フリースタイル 66

『フリースタイル 66』のイラストを担当いたしました。

https://webfreestyle.com

同誌のイラストを毎回担当させていただくようになって5年が過ぎました。その間しばしば自分の進行が遅れ何度もご迷惑をおかけした上に、今後さらなる再発が予想されるため、このたび終了を申し出ました。本当に申し訳ありません。編集長の吉田さんは何ひとつ制限を課すことなく自由に描かせてくださり、心から感謝しています。上の画像をinstagramに投稿したところ、いただいたコメントのなかに「So detailed! Must have taken over an hour (細かい!きっと1時間以上かかったに違いない)」というものがあり、本当に自分にこれを1時間で描ける実力があったらよかったのに、と残念に思いました。5年間、本当にありがとうございました。

2025-12-19

以前漫画の連載をさせていただいた時、その後の人生について何の考えも持っていない自分に対し、担当編集さんが「この漫画を売るために、新しく漫画を描いてください。漫画を描くことこそが漫画の最も効果的な広告なので(大意)」と言葉をかけてくださいました。この担当編集さんはかつて、誰もが知っている大手広告代理店に勤めておられました。色々とお話しくださった中に、にぶい自分にはキャッチしきれていない言葉も多々あるかとは思いますが、広告と漫画についての深い洞察があるこの言葉は、にぶい自分にも衝撃的に響き、今でも心に突き刺さっています。

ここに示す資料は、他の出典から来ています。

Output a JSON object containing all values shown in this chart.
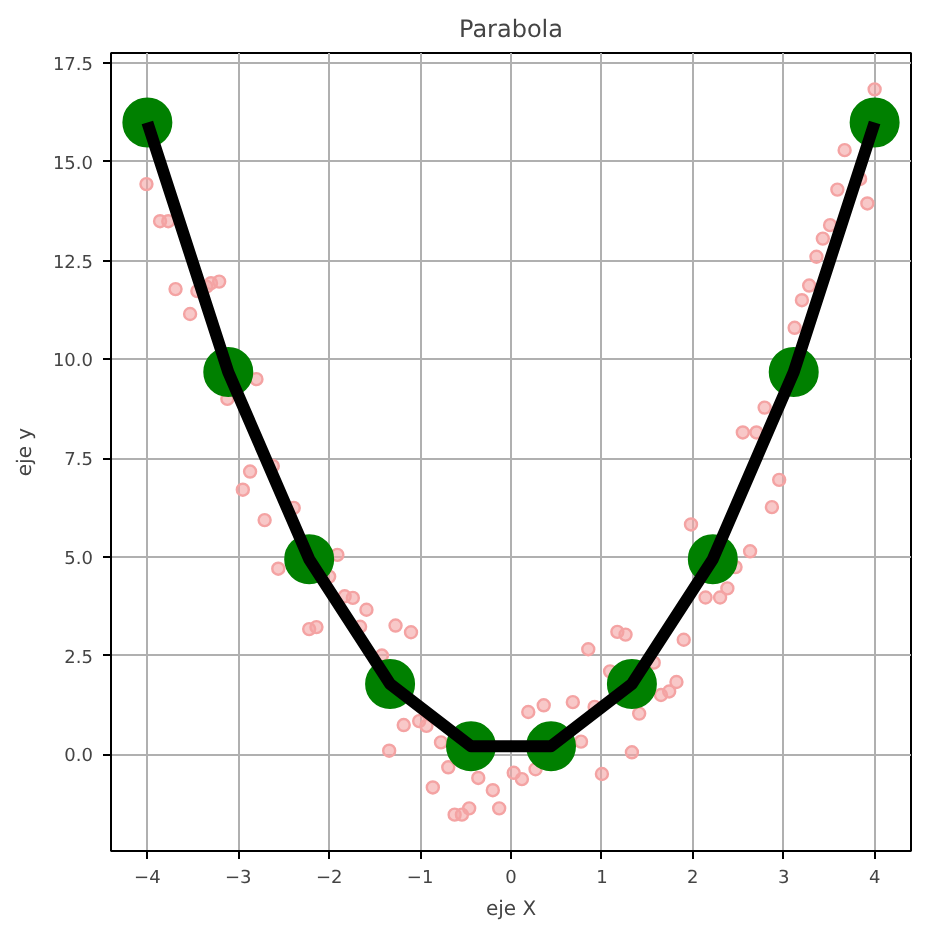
{
  "chart_data": {
    "type": "scatter",
    "title": "Parabola",
    "xlabel": "eje X",
    "ylabel": "eje y",
    "xlim": [
      -4.4,
      4.4
    ],
    "ylim": [
      -2.45,
      17.76
    ],
    "xticks": [
      -4,
      -3,
      -2,
      -1,
      0,
      1,
      2,
      3,
      4
    ],
    "yticks": [
      {
        "value": 0,
        "label": "0.0"
      },
      {
        "value": 2.5,
        "label": "2.5"
      },
      {
        "value": 5,
        "label": "5.0"
      },
      {
        "value": 7.5,
        "label": "7.5"
      },
      {
        "value": 10,
        "label": "10.0"
      },
      {
        "value": 12.5,
        "label": "12.5"
      },
      {
        "value": 15,
        "label": "15.0"
      },
      {
        "value": 17.5,
        "label": "17.5"
      }
    ],
    "grid": true,
    "series": [
      {
        "marker": "circle",
        "color": "#f4a3a3",
        "x": [
          -4.01,
          -3.86,
          -3.77,
          -3.69,
          -3.53,
          -3.45,
          -3.35,
          -3.3,
          -3.21,
          -3.12,
          -2.95,
          -2.87,
          -2.8,
          -2.71,
          -2.62,
          -2.56,
          -2.39,
          -2.22,
          -2.14,
          -2.0,
          -1.91,
          -1.83,
          -1.74,
          -1.66,
          -1.59,
          -1.42,
          -1.34,
          -1.27,
          -1.18,
          -1.1,
          -1.01,
          -0.93,
          -0.86,
          -0.77,
          -0.69,
          -0.62,
          -0.54,
          -0.46,
          -0.36,
          -0.2,
          -0.13,
          0.03,
          0.12,
          0.19,
          0.27,
          0.36,
          0.68,
          0.77,
          0.85,
          0.92,
          1.0,
          1.09,
          1.17,
          1.26,
          1.33,
          1.41,
          1.57,
          1.65,
          1.74,
          1.82,
          1.9,
          1.98,
          2.14,
          2.3,
          2.38,
          2.47,
          2.55,
          2.63,
          2.7,
          2.79,
          2.87,
          2.95,
          3.12,
          3.2,
          3.28,
          3.36,
          3.43,
          3.51,
          3.59,
          3.67,
          3.84,
          3.92,
          4.0
        ],
        "values": [
          14.44,
          13.5,
          13.5,
          11.78,
          11.15,
          11.73,
          11.84,
          11.93,
          11.97,
          9.0,
          6.7,
          7.16,
          9.5,
          5.93,
          7.3,
          4.7,
          6.24,
          3.17,
          3.22,
          4.5,
          5.05,
          4.0,
          3.96,
          3.23,
          3.66,
          2.5,
          0.09,
          3.26,
          0.74,
          3.09,
          0.84,
          0.72,
          -0.84,
          0.3,
          -0.33,
          -1.53,
          -1.53,
          -1.37,
          -0.6,
          -0.91,
          -1.37,
          -0.47,
          -0.63,
          1.07,
          -0.38,
          1.24,
          1.32,
          0.32,
          2.66,
          1.2,
          -0.5,
          2.1,
          3.1,
          3.03,
          0.05,
          1.03,
          2.32,
          1.5,
          1.59,
          1.83,
          2.9,
          5.82,
          3.97,
          3.97,
          4.2,
          4.74,
          8.15,
          5.14,
          8.15,
          8.78,
          6.26,
          6.95,
          10.8,
          11.5,
          11.87,
          12.6,
          13.06,
          13.4,
          14.3,
          15.3,
          14.57,
          13.95,
          16.84
        ]
      },
      {
        "marker": "circle",
        "color": "#008000",
        "x": [
          -4,
          -3.11,
          -2.22,
          -1.33,
          -0.44,
          0.44,
          1.33,
          2.22,
          3.11,
          4
        ],
        "values": [
          16,
          9.68,
          4.94,
          1.78,
          0.2,
          0.2,
          1.78,
          4.94,
          9.68,
          16
        ]
      },
      {
        "type": "line",
        "marker": "none",
        "line_style": "solid",
        "color": "#000000",
        "x": [
          -4,
          -3.11,
          -2.22,
          -1.33,
          -0.44,
          0.44,
          1.33,
          2.22,
          3.11,
          4
        ],
        "values": [
          16,
          9.68,
          4.94,
          1.78,
          0.2,
          0.2,
          1.78,
          4.94,
          9.68,
          16
        ]
      }
    ]
  }
}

この言葉は自分を動かしてくれた人生の名言だと思っていて、自分が実際、それっきり商業漫画から身を引いて5年以上過ごしたことで証明されていると思います。今後も指針とさせていただきたいです。

なめとこ山のクマ

『民民』創刊号に参加します。宮沢賢治『なめとこ山の熊』を元にした26ページの漫画を寄稿しています。下記イベントから頒布が開始される予定です。
12月14日(日)ZINEフェス大阪
1月10日(土)ZINEフェス東京

今後の情報などは主宰の永美太郎さんによる発信をご確認ください。

二階堂正宏さんの『恩讐の彼方に』というギャグ漫画短編集を今年5月に読みました。菊池寛や太宰治の作品を換骨奪胎した短編が3編収録されている一冊です。本気と冗談の中間をフワフワただよう絵を見るうちに自分も漫画を描きたい、と気持ちが昂まりました。そこへ折よく永美太郎さんから「近代文学をテーマにした同人誌を創刊するから参加しないか」とお誘いをいただきました。『なめとこ山の熊』を選んでくれたのも永美さんで、クマが大きな注目を集めるこの年に、クマと熊撃ちとの交流を描き死生観のありようを問う同作を提案してくれました。二階堂正宏さんの『恩讐の彼方に』に触発されていた自分としては、こうして宮沢賢治の作品を換骨奪胎した短編を描く機会をもらえて嬉しかったです。また近ごろ葦ペンを使ってクマを描くことに凝っていることもあって、描くのが楽しかったです。

2025-11-20

集めた資料や綿密にお膳立てしてきた下絵が、制御しづらい葦ペンでザクザク線を引くたび一つ一つ役目を終えていく。盛られすぎた墨汁がドライヤーでは乾ききらなくてスキャナーのガラスの上で拭かれて終わる。描き上がった原稿のしょぼさがとても信じられなくて、ランダムな墨汁だまりや偶然向きが揃った線などの無意味な事故にあたかも目に見えない何かが宿っているかのように自分をそそのかす。ペン入れ楽しいです。